While the instrument can give a general indication of elements present, specific settings have to be selected to detect differences of certain elements. For example, if you think that stone artifacts from different rock formations contain widely varying amounts of strontium, you can choose to specifically study the variance of strontium to determine where the stone of the different artifacts was sourced from.
In the pictures shown here, we were analyzing some stone celts (stone axes), made out of American greenstone. If we compare many stone celts, we may be able to even link their provenance to particular stone sources. Or at least we might be able to say that it is highly likely that celts from various places were found at this one archaeological site. We can then make some inferences about trade. These sourcing studies are very common today.
One application I am interested in is the analysis of anthropogenic soil. When we excavate a house, we can test the soil of the floor and possibly be able to get further information on the activities carried out there. Human activities leave a trace. For example, in a temple in Mexico, the floor was analyzed. This analysis confirmed areas of sacrifice (elevated iron levels in the soil) and the burning of organic materials. The archaeologists were able to more closely reconstruct the different activities that may have occurred in the temple.
XRF is just one technology that can help archaeologists with chemical analysis. There are many more. The advantage of XRF is that it is non-destructive and portable, and not as expensive as some other methods. It is not necessarily the most accurate method available. Because it relies on radiation, it does carry some health risks, but these can be easily managed.

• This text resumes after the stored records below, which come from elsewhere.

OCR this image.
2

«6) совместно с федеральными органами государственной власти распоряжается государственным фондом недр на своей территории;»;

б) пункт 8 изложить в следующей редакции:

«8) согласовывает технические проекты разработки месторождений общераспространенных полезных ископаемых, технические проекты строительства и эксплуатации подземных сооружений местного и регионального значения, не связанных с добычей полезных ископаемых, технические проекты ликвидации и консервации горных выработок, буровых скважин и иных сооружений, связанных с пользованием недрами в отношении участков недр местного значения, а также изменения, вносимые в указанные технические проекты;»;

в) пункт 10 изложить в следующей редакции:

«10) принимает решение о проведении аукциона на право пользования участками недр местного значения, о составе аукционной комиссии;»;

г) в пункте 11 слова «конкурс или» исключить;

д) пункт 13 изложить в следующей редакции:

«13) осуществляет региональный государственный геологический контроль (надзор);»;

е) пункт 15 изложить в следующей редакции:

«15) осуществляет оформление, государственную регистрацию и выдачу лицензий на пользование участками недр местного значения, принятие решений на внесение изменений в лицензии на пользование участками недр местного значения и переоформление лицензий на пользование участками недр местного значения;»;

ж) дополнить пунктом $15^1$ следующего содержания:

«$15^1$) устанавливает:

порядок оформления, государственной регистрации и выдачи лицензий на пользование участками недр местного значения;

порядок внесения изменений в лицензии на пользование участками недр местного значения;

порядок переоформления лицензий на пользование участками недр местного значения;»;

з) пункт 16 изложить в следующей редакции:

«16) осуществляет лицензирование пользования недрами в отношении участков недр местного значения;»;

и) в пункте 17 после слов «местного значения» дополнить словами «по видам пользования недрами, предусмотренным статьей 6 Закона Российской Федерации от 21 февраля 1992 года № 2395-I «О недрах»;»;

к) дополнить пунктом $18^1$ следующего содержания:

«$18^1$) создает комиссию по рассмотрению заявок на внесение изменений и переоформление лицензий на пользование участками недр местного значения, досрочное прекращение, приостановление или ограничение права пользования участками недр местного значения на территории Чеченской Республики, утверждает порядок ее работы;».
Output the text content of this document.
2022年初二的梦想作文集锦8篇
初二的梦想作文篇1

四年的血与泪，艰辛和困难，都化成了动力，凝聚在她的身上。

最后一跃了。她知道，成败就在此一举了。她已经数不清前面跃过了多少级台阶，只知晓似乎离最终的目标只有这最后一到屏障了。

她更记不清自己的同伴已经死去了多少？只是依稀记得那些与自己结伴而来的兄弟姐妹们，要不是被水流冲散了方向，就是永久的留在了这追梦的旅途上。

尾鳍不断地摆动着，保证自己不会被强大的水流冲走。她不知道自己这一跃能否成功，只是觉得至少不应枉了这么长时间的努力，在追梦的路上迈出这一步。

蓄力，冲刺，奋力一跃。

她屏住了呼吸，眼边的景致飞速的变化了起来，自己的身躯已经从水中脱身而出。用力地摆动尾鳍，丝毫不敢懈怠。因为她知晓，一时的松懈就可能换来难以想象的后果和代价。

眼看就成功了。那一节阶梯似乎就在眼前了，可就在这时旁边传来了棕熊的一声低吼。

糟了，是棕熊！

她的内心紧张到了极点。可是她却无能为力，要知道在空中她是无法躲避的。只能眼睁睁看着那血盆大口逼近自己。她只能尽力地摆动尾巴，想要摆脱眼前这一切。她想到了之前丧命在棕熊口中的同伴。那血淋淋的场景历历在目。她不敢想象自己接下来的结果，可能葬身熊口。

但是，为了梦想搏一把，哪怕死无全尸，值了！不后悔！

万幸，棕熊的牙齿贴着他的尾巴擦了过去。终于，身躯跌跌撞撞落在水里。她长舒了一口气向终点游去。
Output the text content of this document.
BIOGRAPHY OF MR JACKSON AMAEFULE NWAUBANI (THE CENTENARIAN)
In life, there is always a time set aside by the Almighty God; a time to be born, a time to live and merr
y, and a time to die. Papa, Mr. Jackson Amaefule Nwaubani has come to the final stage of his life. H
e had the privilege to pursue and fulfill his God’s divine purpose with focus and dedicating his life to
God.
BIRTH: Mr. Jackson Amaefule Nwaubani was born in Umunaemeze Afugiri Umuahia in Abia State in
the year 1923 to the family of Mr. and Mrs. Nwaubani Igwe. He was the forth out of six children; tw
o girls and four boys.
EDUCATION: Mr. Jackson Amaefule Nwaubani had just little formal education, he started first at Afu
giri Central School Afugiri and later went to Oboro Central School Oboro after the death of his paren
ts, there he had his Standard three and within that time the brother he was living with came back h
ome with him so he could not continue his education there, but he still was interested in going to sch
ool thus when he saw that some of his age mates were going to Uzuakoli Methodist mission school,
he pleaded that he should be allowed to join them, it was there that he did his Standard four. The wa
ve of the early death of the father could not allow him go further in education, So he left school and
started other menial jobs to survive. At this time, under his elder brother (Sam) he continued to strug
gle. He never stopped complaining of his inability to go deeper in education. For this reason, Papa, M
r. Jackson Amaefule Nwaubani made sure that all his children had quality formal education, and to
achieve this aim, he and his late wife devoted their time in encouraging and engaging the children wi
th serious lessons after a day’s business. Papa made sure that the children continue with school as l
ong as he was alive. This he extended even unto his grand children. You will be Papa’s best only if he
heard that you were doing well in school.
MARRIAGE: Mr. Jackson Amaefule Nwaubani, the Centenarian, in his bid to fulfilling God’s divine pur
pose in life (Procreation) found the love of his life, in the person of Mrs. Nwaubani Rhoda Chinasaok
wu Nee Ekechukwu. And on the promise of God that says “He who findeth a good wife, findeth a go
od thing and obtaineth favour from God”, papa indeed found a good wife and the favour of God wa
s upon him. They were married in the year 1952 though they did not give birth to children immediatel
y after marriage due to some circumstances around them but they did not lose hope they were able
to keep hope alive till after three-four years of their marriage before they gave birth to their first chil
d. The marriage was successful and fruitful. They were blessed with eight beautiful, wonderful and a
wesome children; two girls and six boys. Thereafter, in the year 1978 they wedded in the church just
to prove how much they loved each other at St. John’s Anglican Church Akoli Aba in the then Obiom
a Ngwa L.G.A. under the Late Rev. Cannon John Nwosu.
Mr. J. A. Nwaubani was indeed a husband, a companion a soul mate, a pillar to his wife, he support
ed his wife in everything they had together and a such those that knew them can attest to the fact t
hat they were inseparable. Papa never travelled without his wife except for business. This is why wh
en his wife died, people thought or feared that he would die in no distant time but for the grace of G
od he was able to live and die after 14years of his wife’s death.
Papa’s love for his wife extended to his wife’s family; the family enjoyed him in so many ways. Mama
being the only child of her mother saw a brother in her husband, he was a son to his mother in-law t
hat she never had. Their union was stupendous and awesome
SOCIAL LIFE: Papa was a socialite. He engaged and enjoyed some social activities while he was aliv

Two points to note: these technical applications are just tools. They have to be used wisely, critically and correctly. Often archaeologists analyze all sorts of things, sound highly technical and in the end do not know why they analyzed things. Sometimes they cannot draw any conclusions and the whole exercise was fairly useless. They still write complicated, meaningless reports. Sometimes, they think that the scientific methods allow them to speculate widely. It requires an imaginative and careful mind to use these technologies well. The research design must be clear and well-thought out. And we always have to be aware that interpretation of the results will be required.